Comment deux chocs se transmettent jusque dans votre panier
La conjonction d'un conflit armé impliquant l'Iran et d'un possible épisode El Niño en 2026 crée une pression sur des coûts clés de la production alimentaire : énergie, engrais et transport. Si ces tensions sur les marchés ne provoquent pas nécessairement une pénurie généralisée, elles ont le potentiel de faire augmenter les prix au supermarché, en particulier pour les ménages les plus fragiles.
Le lien est d'abord mécanique : une perturbation dans le détroit d'Ormuz affecte les flux de pétrole et de gaz. En 2025, près de 20 millions de barils circulaient chaque jour par ce passage, soit environ un quart du commerce maritime mondial de pétrole. À la réouverture des marchés, le Brent a dépassé 80 dollars le baril avant de connaître de fortes variations. Cette énergie plus chère se répercute sur le coût du diesel utilisé pour les tracteurs, le transport des récoltes et le stockage, ainsi que sur la production d'engrais azotés, dépendante du gaz.
Qui paie l'addition ?
La transmission du choc aux prix à la consommation n'est pas automatique : elle dépend des marges agricoles, des stocks, des politiques commerciales et des filets sociaux. Mais dans un scénario où l'énergie reste plus coûteuse et où des récoltes sont affectées par des conditions climatiques défavorables, les ménages modestes et les pays à faible capacité de stockage ou d'intervention publique seront les plus exposés.
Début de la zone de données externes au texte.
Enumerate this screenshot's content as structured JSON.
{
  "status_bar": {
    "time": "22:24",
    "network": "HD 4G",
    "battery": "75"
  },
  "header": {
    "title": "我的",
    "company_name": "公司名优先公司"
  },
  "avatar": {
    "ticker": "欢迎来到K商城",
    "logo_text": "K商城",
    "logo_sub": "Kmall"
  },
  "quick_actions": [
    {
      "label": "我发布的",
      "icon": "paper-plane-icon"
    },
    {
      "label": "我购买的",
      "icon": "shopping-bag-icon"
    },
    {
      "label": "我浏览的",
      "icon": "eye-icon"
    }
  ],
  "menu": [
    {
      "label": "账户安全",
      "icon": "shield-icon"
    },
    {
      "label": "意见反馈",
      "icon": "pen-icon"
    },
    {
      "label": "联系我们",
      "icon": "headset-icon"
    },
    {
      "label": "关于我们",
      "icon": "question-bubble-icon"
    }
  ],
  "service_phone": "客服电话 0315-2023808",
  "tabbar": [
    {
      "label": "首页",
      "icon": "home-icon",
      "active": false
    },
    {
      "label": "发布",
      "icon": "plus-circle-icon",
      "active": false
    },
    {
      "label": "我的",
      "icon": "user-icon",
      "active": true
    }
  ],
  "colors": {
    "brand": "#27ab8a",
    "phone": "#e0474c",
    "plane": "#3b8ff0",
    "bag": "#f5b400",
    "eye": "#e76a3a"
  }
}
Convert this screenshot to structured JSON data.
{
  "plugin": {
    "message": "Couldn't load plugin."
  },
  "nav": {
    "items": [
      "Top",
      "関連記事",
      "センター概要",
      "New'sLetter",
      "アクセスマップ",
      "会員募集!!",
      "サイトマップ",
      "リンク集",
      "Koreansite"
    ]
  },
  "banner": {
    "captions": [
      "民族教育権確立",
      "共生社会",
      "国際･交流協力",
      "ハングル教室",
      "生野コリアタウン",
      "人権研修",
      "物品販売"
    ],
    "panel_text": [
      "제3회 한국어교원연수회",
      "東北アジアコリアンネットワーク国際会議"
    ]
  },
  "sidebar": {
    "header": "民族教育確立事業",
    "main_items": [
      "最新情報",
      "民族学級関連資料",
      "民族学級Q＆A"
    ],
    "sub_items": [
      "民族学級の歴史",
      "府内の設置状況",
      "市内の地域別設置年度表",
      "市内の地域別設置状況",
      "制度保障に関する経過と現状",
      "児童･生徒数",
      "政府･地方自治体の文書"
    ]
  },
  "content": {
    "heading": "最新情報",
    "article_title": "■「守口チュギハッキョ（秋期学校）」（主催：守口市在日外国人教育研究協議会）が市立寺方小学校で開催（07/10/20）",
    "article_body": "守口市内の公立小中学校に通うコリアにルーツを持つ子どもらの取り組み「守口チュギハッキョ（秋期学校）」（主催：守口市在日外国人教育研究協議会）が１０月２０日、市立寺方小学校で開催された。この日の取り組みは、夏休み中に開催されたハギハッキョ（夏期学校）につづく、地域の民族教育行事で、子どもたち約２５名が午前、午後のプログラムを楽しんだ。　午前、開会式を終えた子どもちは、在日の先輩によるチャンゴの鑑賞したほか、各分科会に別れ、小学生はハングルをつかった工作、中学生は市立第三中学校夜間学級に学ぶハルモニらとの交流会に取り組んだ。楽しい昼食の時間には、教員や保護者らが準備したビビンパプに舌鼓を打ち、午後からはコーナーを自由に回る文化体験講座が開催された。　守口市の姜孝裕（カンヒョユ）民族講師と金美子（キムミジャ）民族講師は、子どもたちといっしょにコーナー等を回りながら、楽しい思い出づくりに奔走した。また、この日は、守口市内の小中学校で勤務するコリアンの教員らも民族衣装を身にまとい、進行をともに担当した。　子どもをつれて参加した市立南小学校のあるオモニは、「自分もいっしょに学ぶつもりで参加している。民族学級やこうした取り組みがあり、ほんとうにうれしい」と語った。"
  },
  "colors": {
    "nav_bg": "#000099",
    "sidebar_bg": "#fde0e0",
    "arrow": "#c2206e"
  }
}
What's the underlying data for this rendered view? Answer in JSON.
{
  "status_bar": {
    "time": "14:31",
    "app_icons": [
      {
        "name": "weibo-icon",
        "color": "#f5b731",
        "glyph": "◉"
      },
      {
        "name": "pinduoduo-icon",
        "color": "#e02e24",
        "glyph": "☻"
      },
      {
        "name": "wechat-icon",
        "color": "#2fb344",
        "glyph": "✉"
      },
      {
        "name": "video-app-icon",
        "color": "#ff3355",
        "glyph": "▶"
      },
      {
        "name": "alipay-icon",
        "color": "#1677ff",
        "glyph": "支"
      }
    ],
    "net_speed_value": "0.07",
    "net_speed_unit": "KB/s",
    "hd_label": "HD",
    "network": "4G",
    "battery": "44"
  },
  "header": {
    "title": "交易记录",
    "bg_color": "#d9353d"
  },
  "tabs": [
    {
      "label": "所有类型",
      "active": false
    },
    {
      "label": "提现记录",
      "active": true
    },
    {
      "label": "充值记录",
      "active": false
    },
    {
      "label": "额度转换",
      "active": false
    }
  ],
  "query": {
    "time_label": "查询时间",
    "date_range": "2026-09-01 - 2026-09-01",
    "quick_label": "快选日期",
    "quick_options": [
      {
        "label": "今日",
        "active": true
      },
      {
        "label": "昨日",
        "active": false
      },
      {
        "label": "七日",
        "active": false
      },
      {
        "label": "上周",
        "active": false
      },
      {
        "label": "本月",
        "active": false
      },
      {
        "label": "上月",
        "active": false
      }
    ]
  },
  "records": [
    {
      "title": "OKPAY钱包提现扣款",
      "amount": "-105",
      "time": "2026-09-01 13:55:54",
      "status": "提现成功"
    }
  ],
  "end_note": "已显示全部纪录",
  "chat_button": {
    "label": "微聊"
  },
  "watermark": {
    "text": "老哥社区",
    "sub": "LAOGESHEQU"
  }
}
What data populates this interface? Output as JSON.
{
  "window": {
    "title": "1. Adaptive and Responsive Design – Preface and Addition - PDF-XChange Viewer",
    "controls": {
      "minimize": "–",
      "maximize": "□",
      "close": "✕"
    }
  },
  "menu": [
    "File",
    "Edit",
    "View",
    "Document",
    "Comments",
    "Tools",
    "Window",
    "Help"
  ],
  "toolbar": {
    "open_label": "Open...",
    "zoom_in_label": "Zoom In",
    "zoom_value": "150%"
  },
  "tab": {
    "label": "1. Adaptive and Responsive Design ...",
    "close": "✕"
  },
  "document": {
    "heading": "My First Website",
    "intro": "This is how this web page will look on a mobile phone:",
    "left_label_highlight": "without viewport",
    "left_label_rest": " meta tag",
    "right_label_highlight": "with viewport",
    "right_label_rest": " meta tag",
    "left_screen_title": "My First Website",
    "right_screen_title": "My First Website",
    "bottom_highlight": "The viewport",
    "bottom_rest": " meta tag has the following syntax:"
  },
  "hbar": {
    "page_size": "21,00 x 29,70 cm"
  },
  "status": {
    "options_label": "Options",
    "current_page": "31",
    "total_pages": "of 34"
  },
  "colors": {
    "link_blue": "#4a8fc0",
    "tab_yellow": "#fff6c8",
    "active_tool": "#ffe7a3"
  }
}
Pour un foyer, cela se traduira souvent par une hausse de la dépense alimentaire mensuelle — notamment sur les denrées les plus sensibles aux coûts d'engrais et de transport.
- Énergie : hausse des coûts du carburant et du gaz impactant transport et intrants agricoles.
- Engrais : augmentation du prix des engrais azotés liée au renchérissement du gaz.
- Stocks et politiques : capacité des États à libérer des réserves ou à protéger les revenus déterminante pour atténuer les effets.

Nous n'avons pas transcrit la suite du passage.